4 判例によれば、①互いに遠隔の地に居住する当事者間の訴が原告の住所地の裁判所に提起された場合において、証人となるべき者の大部分が被告の住居地の裁判所に提起された場合において、証人となるべき者の大部分が被告の住所地の裁判所の管轄区域内に居住しているときは、訴訟を右裁判所に移送するのが相当であり(東京高決昭三八年四月四日東高時報一四巻四号七一頁)、②被告申請の全証人が被告の住所地の裁判所の管轄区域内に在住しているとき(福岡高決昭和二九年四月二日下民集五巻四号五一二頁)、など移送の申立を許容しているのである。のみならず、原決定は、被告が二月一七日付反論書で引用した御庁昭和四五年四月二〇日決定(下民集二一巻三・四号六〇三頁)の決定趣旨、すなわち、約款による管轄の合意につき一般契約者の利益に解釈したうえで審理をなすべき管轄地を一般契約者にとつて有利な地を容認した趣旨と相容れないものである。

三 最後に

本件は、原告が同種事件を多数(代理人が仄聞する限り一〇〇件以上)、札幌地方裁判所に提起した中の一件である。有力リース会社たる原告において、漫然とミロクとの業務提携契約にもとづいて多量の原告発行の複写式リース契約をミロクに交付せず、また、リース会社が実務上発行するリース物件の借受証の発行を被告に求めていれば、このような事故は予め防げた事案なのである。

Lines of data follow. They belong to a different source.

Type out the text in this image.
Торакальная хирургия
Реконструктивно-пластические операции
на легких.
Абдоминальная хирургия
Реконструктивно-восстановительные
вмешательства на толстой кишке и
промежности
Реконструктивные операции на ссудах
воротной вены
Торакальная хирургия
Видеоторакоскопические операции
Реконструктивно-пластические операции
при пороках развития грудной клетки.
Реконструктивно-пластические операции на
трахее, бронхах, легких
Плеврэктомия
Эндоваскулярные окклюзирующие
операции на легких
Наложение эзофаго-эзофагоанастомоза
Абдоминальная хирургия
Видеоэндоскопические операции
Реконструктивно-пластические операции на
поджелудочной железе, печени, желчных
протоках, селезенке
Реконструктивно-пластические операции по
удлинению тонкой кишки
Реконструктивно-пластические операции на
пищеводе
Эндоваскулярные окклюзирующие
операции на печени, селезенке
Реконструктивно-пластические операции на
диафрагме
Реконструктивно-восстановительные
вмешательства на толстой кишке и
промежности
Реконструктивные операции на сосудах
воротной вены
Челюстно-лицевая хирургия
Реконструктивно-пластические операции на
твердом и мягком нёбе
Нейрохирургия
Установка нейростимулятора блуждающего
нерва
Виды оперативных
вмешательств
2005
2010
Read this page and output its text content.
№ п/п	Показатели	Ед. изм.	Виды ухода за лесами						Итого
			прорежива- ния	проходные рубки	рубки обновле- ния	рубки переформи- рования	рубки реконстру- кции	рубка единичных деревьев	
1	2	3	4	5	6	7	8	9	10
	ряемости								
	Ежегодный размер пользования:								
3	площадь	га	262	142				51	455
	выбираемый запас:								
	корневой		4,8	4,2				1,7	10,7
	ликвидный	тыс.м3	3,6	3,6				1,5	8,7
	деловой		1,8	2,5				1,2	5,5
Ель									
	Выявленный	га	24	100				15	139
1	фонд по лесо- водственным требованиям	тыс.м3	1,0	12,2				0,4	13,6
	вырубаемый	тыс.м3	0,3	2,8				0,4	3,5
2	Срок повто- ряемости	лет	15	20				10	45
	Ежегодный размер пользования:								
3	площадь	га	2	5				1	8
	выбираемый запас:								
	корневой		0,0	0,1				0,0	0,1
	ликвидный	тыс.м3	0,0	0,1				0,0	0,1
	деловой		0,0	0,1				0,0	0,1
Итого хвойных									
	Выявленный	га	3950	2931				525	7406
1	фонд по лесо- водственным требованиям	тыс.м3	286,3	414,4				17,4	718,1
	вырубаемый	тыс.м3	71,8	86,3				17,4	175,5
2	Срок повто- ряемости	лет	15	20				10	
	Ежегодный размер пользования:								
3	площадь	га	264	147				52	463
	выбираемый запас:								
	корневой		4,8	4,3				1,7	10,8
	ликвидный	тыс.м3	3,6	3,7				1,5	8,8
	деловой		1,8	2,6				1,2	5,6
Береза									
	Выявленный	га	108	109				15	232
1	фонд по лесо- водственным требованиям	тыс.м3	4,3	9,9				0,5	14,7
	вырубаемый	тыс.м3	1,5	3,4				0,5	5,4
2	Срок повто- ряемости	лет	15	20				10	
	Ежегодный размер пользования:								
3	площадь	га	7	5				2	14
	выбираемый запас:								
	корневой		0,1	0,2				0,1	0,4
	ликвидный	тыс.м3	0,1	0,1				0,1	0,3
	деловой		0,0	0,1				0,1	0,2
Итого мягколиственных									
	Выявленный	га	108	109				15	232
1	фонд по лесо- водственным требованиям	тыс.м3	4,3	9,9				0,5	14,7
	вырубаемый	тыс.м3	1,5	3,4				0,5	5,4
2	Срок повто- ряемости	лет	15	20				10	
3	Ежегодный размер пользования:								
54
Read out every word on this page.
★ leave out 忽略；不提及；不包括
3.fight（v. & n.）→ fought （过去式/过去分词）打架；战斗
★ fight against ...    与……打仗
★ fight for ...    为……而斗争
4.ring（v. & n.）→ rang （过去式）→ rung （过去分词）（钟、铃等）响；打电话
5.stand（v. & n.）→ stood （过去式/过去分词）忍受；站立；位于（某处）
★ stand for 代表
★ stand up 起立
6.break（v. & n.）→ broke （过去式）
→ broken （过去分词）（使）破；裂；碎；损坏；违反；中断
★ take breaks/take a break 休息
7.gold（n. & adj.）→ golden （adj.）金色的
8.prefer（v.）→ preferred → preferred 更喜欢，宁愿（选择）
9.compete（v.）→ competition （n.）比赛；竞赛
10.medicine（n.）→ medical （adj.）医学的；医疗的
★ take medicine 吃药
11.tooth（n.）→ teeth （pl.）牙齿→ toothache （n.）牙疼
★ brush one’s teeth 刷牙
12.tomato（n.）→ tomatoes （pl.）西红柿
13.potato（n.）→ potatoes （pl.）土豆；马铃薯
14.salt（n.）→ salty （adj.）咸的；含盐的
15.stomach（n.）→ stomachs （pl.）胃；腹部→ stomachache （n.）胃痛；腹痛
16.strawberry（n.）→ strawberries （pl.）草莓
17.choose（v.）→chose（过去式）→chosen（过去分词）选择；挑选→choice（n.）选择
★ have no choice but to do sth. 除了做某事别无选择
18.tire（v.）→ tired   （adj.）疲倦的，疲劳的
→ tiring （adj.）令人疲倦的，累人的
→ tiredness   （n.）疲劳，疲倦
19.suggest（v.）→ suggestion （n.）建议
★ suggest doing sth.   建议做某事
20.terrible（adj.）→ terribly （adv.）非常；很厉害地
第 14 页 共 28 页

したがつて、本件は、管轄の合意が濫用された場合といえる訴訟提起である。このような場合、その弊害を除去し、不当に不利益を受ける当事者を救済するための方法が検討されなければならない。解釈論上、これには三つの方法が考えられる。第一は、管轄の合意が文言上「専属的」と明示されていない場合に、意思解釈により付加的合意と解することによつて当事者間の不公平を是正する方法である。第二は、移送の要件の緩和ないし適用場面の拡大の方法である。第三は、専属的合意の有効性自体を否定する方法である。本件は直接には、第三の方法をとる必要がなく、原決定は一応第一の方法をとつたものと思われる。しかし、これだけでは被告は救済されない。今、求められるのは、第二の方法である。本件においてこの方法をとつたとしても前記引用判例からして唐突な結論ではないはずである。

よつて、抗告の趣旨記載の裁判を求める。